By Gros plan No Comments

Qu’est-ce que cela signifiait « aller au cinéma » au tout début du XXe siècle, à une époque où la technologie était encore balbutiante et les lieux de diffusion n’en étaient pas vraiment ? Avant de tenter de répondre à cette question, il est nécessaire de se replonger quelques années auparavant. Le dernier tiers du XIXe siècle est marqué par une effervescence créative qui irrigue tous les pans de la société, que ce soit sur le plan scientifique, culturel et social. Un point commun à tous ces bouleversements : ils accompagnent, voire accélèrent, la transformation urbaine. La révolution industrielle est avant tout une révolution citadine. Pour en savoir plus, plongez-vous dans la lecture passionnante des ouvrages de l’historien Alain Corbain. Son analyse centrée sur l’histoire des sensations vous permettra de mieux appréhender ce bouleversement soudain. Le choc des cultures entre citadins et population rurale n’en a été que plus vertigineux et je ne peux que vous inciter à lire Le Village des « cannibales », décrivant comment dans un petit village du Périgord, un jeune noble accusé d’avoir crié « Vive la République! » est supplicié puis brûlé par des villageois en 1871. Le procès qui s’en suivra marquera durablement la fracture qui se fit entre citadins et ruraux.
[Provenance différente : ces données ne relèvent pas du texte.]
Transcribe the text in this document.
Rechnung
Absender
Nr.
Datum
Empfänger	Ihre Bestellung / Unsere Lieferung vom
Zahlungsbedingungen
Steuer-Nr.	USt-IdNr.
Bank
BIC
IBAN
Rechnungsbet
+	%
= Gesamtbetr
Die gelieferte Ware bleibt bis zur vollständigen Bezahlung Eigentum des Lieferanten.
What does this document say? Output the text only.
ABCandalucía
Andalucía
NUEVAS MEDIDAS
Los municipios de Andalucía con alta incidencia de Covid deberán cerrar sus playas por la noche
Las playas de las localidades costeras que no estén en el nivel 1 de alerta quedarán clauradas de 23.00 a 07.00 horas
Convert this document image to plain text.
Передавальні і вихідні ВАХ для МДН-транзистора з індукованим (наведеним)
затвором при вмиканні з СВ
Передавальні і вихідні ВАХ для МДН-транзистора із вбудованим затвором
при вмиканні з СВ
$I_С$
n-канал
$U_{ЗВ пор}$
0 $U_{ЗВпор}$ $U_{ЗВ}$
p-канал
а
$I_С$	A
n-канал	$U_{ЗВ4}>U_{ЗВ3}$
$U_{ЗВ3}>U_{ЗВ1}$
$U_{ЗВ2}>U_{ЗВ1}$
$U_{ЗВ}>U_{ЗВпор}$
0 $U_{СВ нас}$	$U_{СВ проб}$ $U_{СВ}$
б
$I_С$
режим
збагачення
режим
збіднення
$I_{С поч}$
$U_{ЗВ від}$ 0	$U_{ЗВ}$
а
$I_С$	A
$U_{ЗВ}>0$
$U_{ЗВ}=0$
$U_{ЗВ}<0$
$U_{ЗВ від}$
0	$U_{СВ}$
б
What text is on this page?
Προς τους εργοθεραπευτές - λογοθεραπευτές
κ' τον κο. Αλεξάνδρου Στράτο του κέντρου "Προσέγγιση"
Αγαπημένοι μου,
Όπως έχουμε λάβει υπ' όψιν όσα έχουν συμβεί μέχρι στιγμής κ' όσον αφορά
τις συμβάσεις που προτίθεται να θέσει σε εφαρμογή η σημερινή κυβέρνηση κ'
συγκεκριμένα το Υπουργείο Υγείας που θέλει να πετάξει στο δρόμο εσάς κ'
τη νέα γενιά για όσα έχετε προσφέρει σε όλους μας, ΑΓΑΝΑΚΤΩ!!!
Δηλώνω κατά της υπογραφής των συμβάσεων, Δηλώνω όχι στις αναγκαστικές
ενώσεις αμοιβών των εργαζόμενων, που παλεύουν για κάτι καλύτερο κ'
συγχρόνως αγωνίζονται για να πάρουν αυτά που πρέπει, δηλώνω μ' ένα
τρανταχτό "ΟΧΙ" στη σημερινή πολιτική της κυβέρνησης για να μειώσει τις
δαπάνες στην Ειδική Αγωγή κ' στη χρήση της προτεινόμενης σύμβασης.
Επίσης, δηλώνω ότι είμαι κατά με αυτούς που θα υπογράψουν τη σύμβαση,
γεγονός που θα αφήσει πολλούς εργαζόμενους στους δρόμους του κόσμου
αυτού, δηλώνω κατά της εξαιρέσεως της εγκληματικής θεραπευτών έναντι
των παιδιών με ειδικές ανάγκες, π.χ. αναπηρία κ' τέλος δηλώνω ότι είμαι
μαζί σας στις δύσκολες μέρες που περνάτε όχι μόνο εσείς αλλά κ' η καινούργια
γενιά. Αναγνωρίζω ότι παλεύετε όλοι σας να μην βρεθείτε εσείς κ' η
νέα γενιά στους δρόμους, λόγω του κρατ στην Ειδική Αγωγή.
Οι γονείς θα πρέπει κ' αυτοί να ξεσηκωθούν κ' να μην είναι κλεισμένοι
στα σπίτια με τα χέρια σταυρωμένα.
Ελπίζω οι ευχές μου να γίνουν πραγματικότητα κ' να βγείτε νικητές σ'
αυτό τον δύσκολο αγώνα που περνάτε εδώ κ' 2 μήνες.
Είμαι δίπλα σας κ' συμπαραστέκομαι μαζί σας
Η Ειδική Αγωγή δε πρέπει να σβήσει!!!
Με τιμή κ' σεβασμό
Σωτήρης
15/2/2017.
Dans ce foisonnement intellectuel et culturel, les inventeurs sont les Zuckerberg de leur temps. Edison avec le kinétoscope et, plus tard, les frères Lumière avec le cinématographe créent un outil qui sera le vecteur idéal pour favoriser le développement d’un spectacle populaire de masse. La « révolution Lumière » est bien là : elle permet de rendre accessible au plus grand nombre la magie de ces vues animées filmées aux quatre coins du monde, y compris celles les plus surprenantes comme L’Arrivée d’un train en gare de La Ciotat (1896).

La culture en ville

Le développement du cinématographe s’inscrit dans la lignée de l’essor du théâtre populaire et des animations organisées par les forains dans la plupart des villes de France à partir du dernier tiers du 19e siècle. A cette époque, la France est encore régie par le Décret sur les théâtres de 1807 qui a réduit drastiquement le nombre de salles de spectacles autorisées sur le territoire :

  • A Paris : seulement 8 théâtres sont autorisés
  • Dans une dizaine de grandes villes de province (y compris en Italie et en Belgique) : le nombre est réduit à 2 théâtres au maximum

Ce n’est qu’en 1864 que Napoléon III signe un décret de libéralisation des théâtres qui met fin à ce système de privilège. Si les cafés-concerts échappent quelque peu à cette interdiction, entre 1852 et 1864, Jean-Luc Roux ne recense que onze cafés-concerts à Lyon dont tous n’ont une espérance de vie que de 3 ans au grand maximum (Roux, Jean-Luc, Le café-concert à Lyon (XIXe-début XXe), Lyon, Editions Lyonnaises d’Art et d’Histoire, 1996). Ce faible nombre donne un indice intéressant de la situation culturelle de la métropole lyonnaise. Si le temps du développement urbain est bien là (Lyon passe de 102 000 habitants en 1806 à plus de 323 000 en 1866), celui des loisirs est encore en sommeil.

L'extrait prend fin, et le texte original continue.